A focal point of the Post‘s effort is to tie Gray in with other Council misdeeds. “How far does the rot go?” asked a Post editorial in the wake of Chairman Brown’s resignation. In a front page story in last Sunday’s Post entitled “D.C. grapples with ‘culture of corruption,'” the Post wrote that a trio, consisting of Gray, Brown and Thomas, has “plunged the District into a new round of crisis, triggering reminders of the worst aspects of the Barry era and fears that the city’s political culture is regressing.” “What we have here is a centipede of corruption. There are more shoes to drop,” NBC 4 reporter Tom Sherwood wrote in an op-Ed in Sunday’s Post. “Let’s be clear, we’re talking about the possibility of Gray being charged and forced from office,” said the former Post reporter, who’s been a leading critic of Brown and Gray.

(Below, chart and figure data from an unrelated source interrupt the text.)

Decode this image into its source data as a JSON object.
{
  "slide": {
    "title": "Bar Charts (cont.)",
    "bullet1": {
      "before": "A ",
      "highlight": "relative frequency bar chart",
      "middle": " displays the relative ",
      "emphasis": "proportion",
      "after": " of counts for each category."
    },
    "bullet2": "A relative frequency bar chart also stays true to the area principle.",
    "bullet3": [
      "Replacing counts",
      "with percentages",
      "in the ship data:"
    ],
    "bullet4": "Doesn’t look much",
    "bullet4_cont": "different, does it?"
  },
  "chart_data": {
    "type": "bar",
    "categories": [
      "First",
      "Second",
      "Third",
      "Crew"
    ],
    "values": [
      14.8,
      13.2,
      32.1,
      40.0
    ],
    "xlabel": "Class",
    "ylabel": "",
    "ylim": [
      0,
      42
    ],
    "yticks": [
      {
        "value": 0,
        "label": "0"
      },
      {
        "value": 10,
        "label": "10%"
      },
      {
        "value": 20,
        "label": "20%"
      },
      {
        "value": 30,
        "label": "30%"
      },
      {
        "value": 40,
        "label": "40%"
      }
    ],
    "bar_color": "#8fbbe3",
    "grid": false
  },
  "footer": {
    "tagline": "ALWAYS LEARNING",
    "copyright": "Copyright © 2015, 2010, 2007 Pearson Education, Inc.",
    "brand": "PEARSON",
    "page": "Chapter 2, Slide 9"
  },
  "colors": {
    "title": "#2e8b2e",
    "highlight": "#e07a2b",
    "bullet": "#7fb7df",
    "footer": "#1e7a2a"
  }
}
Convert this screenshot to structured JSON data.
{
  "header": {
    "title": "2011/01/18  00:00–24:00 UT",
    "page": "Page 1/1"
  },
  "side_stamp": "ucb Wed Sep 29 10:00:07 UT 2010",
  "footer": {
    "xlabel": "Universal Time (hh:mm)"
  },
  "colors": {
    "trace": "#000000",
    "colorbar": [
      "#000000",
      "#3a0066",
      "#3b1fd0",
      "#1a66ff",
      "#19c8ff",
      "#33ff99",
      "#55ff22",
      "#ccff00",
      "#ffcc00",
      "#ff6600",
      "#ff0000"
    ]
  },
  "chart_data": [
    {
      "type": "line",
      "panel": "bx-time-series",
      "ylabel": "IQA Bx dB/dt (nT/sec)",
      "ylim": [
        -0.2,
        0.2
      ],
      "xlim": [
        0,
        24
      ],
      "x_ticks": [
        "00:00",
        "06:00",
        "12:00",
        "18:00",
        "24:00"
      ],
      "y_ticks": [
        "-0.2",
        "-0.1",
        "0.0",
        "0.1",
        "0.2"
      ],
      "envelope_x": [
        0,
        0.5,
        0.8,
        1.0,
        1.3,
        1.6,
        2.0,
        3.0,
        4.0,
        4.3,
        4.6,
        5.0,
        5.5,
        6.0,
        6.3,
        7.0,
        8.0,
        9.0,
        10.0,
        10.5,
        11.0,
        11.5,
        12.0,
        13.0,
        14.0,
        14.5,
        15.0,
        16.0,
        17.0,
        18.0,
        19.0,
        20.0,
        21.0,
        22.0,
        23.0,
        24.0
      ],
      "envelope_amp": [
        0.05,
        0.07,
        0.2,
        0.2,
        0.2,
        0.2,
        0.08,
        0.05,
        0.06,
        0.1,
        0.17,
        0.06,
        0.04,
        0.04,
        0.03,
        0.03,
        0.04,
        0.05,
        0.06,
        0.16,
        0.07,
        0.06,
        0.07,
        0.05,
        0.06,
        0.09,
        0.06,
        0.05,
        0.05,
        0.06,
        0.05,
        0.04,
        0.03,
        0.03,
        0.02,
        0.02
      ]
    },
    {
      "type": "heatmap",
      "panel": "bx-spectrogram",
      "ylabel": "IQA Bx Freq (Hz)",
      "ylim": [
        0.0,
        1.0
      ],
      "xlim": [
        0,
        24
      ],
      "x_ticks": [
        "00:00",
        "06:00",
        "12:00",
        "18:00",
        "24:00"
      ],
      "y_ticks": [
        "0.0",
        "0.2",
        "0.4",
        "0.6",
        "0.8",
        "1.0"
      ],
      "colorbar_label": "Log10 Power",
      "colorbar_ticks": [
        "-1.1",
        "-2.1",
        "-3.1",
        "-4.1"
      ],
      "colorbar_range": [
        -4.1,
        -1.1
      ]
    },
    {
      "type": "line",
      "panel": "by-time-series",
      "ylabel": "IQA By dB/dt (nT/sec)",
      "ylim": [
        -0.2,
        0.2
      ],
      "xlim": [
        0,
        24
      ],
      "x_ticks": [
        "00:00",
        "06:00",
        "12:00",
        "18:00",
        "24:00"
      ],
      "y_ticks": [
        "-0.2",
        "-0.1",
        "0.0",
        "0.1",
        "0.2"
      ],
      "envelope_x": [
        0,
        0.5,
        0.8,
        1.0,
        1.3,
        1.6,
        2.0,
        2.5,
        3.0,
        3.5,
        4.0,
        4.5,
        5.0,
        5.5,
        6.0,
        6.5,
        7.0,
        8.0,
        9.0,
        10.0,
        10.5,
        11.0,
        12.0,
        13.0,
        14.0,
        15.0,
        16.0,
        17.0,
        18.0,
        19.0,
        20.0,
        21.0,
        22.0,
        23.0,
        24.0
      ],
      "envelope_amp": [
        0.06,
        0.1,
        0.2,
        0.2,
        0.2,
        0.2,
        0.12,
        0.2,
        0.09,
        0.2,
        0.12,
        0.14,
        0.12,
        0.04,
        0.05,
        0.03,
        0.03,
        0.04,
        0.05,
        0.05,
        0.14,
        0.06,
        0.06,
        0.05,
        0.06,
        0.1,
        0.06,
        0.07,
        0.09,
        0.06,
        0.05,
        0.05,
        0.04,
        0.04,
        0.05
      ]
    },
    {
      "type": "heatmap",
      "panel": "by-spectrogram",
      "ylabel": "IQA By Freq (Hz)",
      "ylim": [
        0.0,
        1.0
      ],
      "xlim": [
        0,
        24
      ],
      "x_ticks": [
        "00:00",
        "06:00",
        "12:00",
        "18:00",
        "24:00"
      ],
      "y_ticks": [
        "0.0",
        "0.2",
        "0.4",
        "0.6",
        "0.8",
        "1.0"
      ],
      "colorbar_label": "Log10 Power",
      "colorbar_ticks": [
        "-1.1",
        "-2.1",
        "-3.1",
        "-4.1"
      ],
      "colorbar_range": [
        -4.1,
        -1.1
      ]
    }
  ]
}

In D.C., particularly among African Americans, there’s growing anger over the double standard regarding who gets targeted for media scrutiny, and who gets targeted for prosecution. Remarkably, the Post has characterized the many who are upset by this as insignificant. “As far as I can tell, nobody of significance is complaining publicly today that the U.S. Attorney’s Office has treated Brown and Thomas unfairly,” wrote McCartney. Yet even he noted that the focus has been on “the predominantly African American eastern wards where Machen’s legal bulldozer threatens to raze the existing power structure.”

Both the media and Machen’s legal bulldozer should have one standard for dealing with potential corruption, and that standard should be applied equally to all public officials.